Si la gigantesque demeure de Miles est dominée par un « oignon en verre » qui comme la chanson des Beatles, où Lennon s’amusait avec les théories délirantes des fans, matérialise bien des sens et liens cachés, ce n’est pas un hasard. Opérant à visage découvert, Rian Johnson a contribué, bien plus qu’un Kenneth Branagh, à redynamiser le genre toujours confortable, mais statique du whodunit avec À couteaux tirés, puis maintenant avec Glass Onion. Il actualise ici encore les obsessions d’Agatha Christie (en gros, égratigner par le biais d’un observateur extérieur une bourgeoisie tout aussi prompte au crime que les classes populaires qu’elle méprise) en assaisonnant son jeu de Cluedo – ne prononcez pas ce mot devant le détective Blanc ! – d’une montagne de références, doubles sens, symboles visuels ou textuels qui commentent en creux l’époque dingo que nous vivons, avec un large fond d’acidité. Et qui, ironie attendue, font le délice des internautes et sites en mal d’actu qui se font un plaisir de les lister, les commenter et les surexpliquer
Le crime était presque disruptif
« Tout cela est tellement stupide », se lamente Benoit Blanc quand vient le temps – après deux premiers actes enchâssés qui démontrent le perfectionnisme achevé du scénariste-réalisateur – d’expliquer les dessous du crime, car il y en a bien un, et même plus d’un, ainsi que la morale de l’histoire. Plus que le jeu sur l’identité de l’assassin, assez convenu une fois ses pièces assemblées (pas un hasard si Helen est celle qui fracasse le cube bourré de casse-têtes envoyé par Miles à ses invités), c’est bien celui du tir sur cibles qui fascine et divertit dans Glass Onion. Johnson ne montre aucune pitié pour sa tribu de parvenus, de « disrupteurs », persuadés de révolutionner la société alors qu’ils ne font que la niveler vers le bas par leur ignorance, leur vanité mal placée et leur absence manifeste de scrupules. Toute ressemblance avec des influenceurs, milliardaires égocentriques ou patrons de la Silicon Valley ne saurait être fortuite. Et pour remettre du plomb dans ces têtes surgonflées, le cinéaste a tendance à prendre le chemin le plus court, celui du chaos complet et pétaradant, bien loin des résolutions feutrées traditionnelles du genre.

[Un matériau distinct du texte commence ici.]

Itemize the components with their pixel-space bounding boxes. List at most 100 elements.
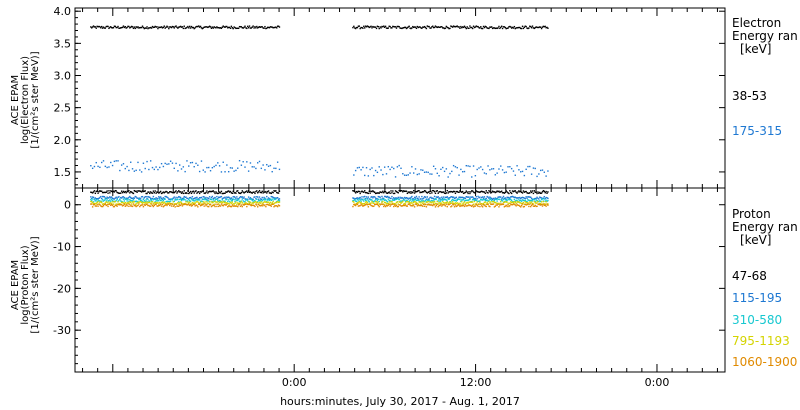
data-point-electron-0 [500,26,502,29]
data-point-proton-2 [198,199,201,201]
data-point-proton-4 [357,205,360,207]
data-point-proton-2 [504,198,507,201]
data-point-proton-1 [184,196,186,199]
data-point-proton-0 [452,190,455,193]
data-point-proton-0 [465,190,468,192]
data-point-proton-1 [222,197,224,199]
data-point-electron-0 [366,25,369,27]
data-point-electron-0 [240,26,243,28]
data-point-proton-4 [119,204,121,206]
data-point-proton-1 [384,195,387,198]
data-point-proton-2 [110,198,113,201]
data-point-proton-4 [170,205,173,207]
data-point-proton-2 [200,200,203,202]
data-point-proton-1 [442,197,444,200]
data-point-electron-0 [356,26,359,29]
data-point-proton-2 [98,200,100,202]
data-point-proton-0 [530,190,532,192]
data-point-proton-1 [232,196,234,198]
data-point-proton-3 [502,201,505,204]
data-point-proton-4 [510,203,512,205]
data-point-proton-0 [123,191,126,194]
data-point-proton-0 [215,191,217,193]
data-point-proton-1 [498,196,500,198]
data-point-proton-2 [386,201,389,203]
data-point-proton-2 [179,198,181,201]
data-point-electron-0 [491,26,493,28]
data-point-electron-1 [276,161,279,163]
data-point-proton-0 [407,191,409,193]
data-point-proton-3 [220,201,223,203]
data-point-proton-0 [448,190,450,193]
data-point-electron-0 [111,27,114,29]
data-point-proton-2 [424,199,427,202]
data-point-proton-0 [140,190,142,193]
data-point-proton-2 [459,198,461,201]
data-point-proton-0 [170,191,173,193]
data-point-proton-3 [403,203,406,205]
data-point-electron-0 [471,26,473,29]
data-point-proton-2 [268,199,271,201]
data-point-proton-1 [360,198,362,200]
data-point-proton-0 [357,190,360,193]
data-point-proton-2 [475,199,477,201]
data-point-proton-4 [377,204,380,207]
data-point-proton-0 [365,191,368,194]
data-point-electron-1 [523,174,526,177]
data-point-proton-3 [164,202,166,205]
data-point-proton-1 [368,198,370,200]
data-point-proton-2 [442,199,445,201]
data-point-proton-3 [172,201,175,203]
data-point-proton-0 [218,191,221,193]
data-point-proton-1 [102,195,105,198]
data-point-proton-3 [371,200,373,203]
data-point-electron-0 [199,25,202,28]
data-point-electron-0 [139,26,141,29]
data-point-proton-3 [391,201,393,203]
data-point-electron-1 [391,166,393,168]
data-point-proton-1 [492,197,495,200]
data-point-electron-1 [510,167,513,170]
data-point-proton-2 [472,198,475,201]
data-point-proton-1 [521,196,524,199]
data-point-proton-3 [135,203,137,205]
data-point-proton-3 [215,201,217,203]
data-point-proton-2 [120,200,123,203]
data-point-proton-4 [406,205,409,207]
data-point-electron-1 [224,171,226,173]
data-marks [90,25,549,208]
data-point-proton-2 [115,200,117,202]
data-point-proton-4 [278,205,281,207]
data-point-proton-4 [257,203,260,206]
data-point-proton-0 [272,191,274,194]
data-point-electron-0 [448,27,450,30]
data-point-electron-1 [492,168,495,170]
data-point-proton-1 [437,196,439,198]
data-point-proton-2 [441,198,443,200]
data-point-electron-0 [515,27,517,29]
data-point-proton-2 [522,199,525,202]
data-point-proton-1 [92,196,95,199]
data-point-proton-1 [448,197,450,199]
data-point-proton-2 [400,200,402,202]
data-point-electron-0 [266,27,268,29]
data-point-electron-0 [117,25,119,28]
data-point-proton-3 [422,201,425,203]
data-point-proton-0 [208,191,210,193]
data-point-electron-0 [460,25,462,28]
data-point-proton-2 [426,199,429,201]
data-point-electron-0 [420,27,422,29]
data-point-electron-1 [153,168,156,171]
data-point-electron-0 [169,26,172,28]
data-point-proton-1 [487,196,489,198]
data-point-electron-0 [497,27,499,29]
data-point-electron-0 [110,26,112,28]
data-point-proton-3 [395,201,398,204]
data-point-proton-2 [104,198,107,200]
data-point-electron-0 [188,25,191,28]
data-point-electron-0 [388,25,390,27]
data-point-proton-2 [501,200,504,202]
data-point-proton-3 [486,201,488,204]
data-point-proton-4 [499,204,501,206]
data-point-proton-2 [428,199,430,202]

Plus clinquant que le premier opus, débordant de couleurs vives et d’architectures extravagantes – le tournage en décor réel dans un palace grec a bien aidé – Glass Onion peut s’appuyer sur une équipe technique (costumes, montage, musique sont à saluer à manière égale) et artistique (peu de fausses notes à signaler dans un casting délicieux, si ce n’est les personnages sous-développés de Kathryn Hahn et Leslie Odom Jr.) de haut niveau pour soutenir son script féroce. Quelques longueurs et redondances se font sentir, les motivations et décisions des personnages font parfois tiquer, et la mise en scène de Johnson n’est pas exempte, étonnamment, de maladresses. Dans l’ensemble néanmoins, Glass Onion se déguste comme un divertissement du samedi soir rutilant et gentiment punk (peut-on l’être vraiment quand son producteur s’appelle Netflix ?), installant pour de bon cette nouvelle franchise dans le panthéon de notre chère pop culture moderne.